Lewis and Clark National Historic Trail

This is where the Lewis and Clark or Corps of Discovery Expedition took place. Being the first ever transcontinental expedition in the country’s Pacific Coast, doing this trail will definitely be rewarding. Aside from taking part in an important event in history, you could also do some fun activities such as horseback riding, boating, hiking, and other adventures. You can stop by the trails official headquarters at Omaha, Nebraska before you begin your trip.

source: primeportal.net

Amalfi Coast Trails

These are paths that will give you magnificent views as well as lots of great new things to learn. By taking a tour in the historical spots of the Amalfi coast, visitors will learn and see so many new things that will give you a wider perspective of this part of Italy.


source: italykayaktours.com

The Amalfi Coast is a UNESCO World Heritage Site, so you will sure be in for lots of beautiful stops. Some of the paths that we suggest are visits to the important structures in the many different municipalities in the coast. This path may include the ancient churches at Praiano, the iconic religious site at Positano, or the artistic gardens and historic churches of Ravello. You will have so many to choose from, and there are also many available path tours offered by different companies if you’re the type that would prefer travel guides.


source: genius-loci.it

Appalachian Trail

This is for those looking for more a adventure-filled trip. Also known as the Appalachian National Scenic Trail (or sometimes, simply “AT”), this is a marked hiking trail in the eastern side of the United States that extends from Gerogia’s Springer Mountain and Maine’s Mount Katahdin.

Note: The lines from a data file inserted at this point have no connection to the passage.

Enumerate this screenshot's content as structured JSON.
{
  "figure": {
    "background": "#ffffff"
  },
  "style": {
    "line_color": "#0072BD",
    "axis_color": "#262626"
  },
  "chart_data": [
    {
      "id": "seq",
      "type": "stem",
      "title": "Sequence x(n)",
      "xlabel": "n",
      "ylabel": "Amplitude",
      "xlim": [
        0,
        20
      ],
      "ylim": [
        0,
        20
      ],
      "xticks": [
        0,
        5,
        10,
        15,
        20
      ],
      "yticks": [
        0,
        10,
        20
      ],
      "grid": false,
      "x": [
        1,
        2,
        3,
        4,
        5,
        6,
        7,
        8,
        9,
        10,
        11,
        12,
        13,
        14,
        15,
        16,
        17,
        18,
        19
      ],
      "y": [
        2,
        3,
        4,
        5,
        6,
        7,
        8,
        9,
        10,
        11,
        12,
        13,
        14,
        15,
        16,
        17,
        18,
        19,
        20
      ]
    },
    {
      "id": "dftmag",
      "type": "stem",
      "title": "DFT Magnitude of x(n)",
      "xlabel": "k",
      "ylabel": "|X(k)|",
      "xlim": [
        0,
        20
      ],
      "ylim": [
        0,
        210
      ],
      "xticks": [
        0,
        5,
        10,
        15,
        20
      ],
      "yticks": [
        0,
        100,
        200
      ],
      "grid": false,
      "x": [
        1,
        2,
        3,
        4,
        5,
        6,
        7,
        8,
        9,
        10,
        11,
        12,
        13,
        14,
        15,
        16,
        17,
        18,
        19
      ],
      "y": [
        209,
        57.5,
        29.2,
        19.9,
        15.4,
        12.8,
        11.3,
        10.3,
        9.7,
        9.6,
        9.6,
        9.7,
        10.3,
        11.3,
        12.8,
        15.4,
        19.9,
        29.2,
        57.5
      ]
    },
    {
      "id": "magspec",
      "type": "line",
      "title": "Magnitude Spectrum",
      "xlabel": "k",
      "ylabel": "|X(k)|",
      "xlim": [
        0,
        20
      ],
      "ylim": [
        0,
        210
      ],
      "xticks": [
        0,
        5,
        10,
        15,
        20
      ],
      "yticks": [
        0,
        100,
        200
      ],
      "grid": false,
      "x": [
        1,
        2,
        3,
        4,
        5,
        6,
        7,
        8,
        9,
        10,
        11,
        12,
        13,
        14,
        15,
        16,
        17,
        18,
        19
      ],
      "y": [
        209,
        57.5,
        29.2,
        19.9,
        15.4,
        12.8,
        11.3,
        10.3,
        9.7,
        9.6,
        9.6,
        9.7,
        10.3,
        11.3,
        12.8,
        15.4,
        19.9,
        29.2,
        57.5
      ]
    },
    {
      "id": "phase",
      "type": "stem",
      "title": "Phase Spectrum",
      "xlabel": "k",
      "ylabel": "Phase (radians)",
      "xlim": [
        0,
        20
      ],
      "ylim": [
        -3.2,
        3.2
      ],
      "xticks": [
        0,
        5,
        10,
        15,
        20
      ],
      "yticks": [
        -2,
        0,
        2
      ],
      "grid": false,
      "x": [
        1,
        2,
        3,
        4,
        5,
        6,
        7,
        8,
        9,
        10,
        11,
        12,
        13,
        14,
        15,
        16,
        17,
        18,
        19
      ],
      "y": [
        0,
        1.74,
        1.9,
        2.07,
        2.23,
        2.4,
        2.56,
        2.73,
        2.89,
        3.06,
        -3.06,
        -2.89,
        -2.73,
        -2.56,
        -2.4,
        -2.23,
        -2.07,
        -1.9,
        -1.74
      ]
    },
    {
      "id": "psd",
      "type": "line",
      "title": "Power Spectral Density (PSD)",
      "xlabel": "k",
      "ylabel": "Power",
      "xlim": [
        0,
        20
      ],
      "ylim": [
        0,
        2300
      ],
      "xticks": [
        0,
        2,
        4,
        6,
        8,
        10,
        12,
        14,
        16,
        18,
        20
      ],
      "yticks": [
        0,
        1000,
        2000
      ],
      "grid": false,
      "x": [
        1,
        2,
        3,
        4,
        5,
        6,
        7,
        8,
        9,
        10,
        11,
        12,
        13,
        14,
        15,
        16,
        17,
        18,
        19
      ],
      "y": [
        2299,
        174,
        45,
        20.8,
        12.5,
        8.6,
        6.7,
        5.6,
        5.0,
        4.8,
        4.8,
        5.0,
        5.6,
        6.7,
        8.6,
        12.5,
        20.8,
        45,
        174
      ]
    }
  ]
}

The public footpath stretched for about 2,181 miles is visited by millions of people every year. You will catch so many scenic views here–it’s up to you if you wish to take on the whole trail or if you just want to take short, scenic walks. Some of the places where you’d want to make a stop to are the nearby attractions of Appalachian Trail Conservancy, Chesapeake and Ohio Canal National Historical Park, and the Great Smoky Mountains National Park.


source: ru.wikipedia.org

Trail of Tears

By taking a trip to this trail, you will learn more about the removal of the Cherokee people from their homelands. The Indian Removal Act of 1830 drove Cherokees from their territories to the present-day Oklahoma. This trail is available today to commemorate this devastating event, which killed more than 4,000 out if 15,000 people.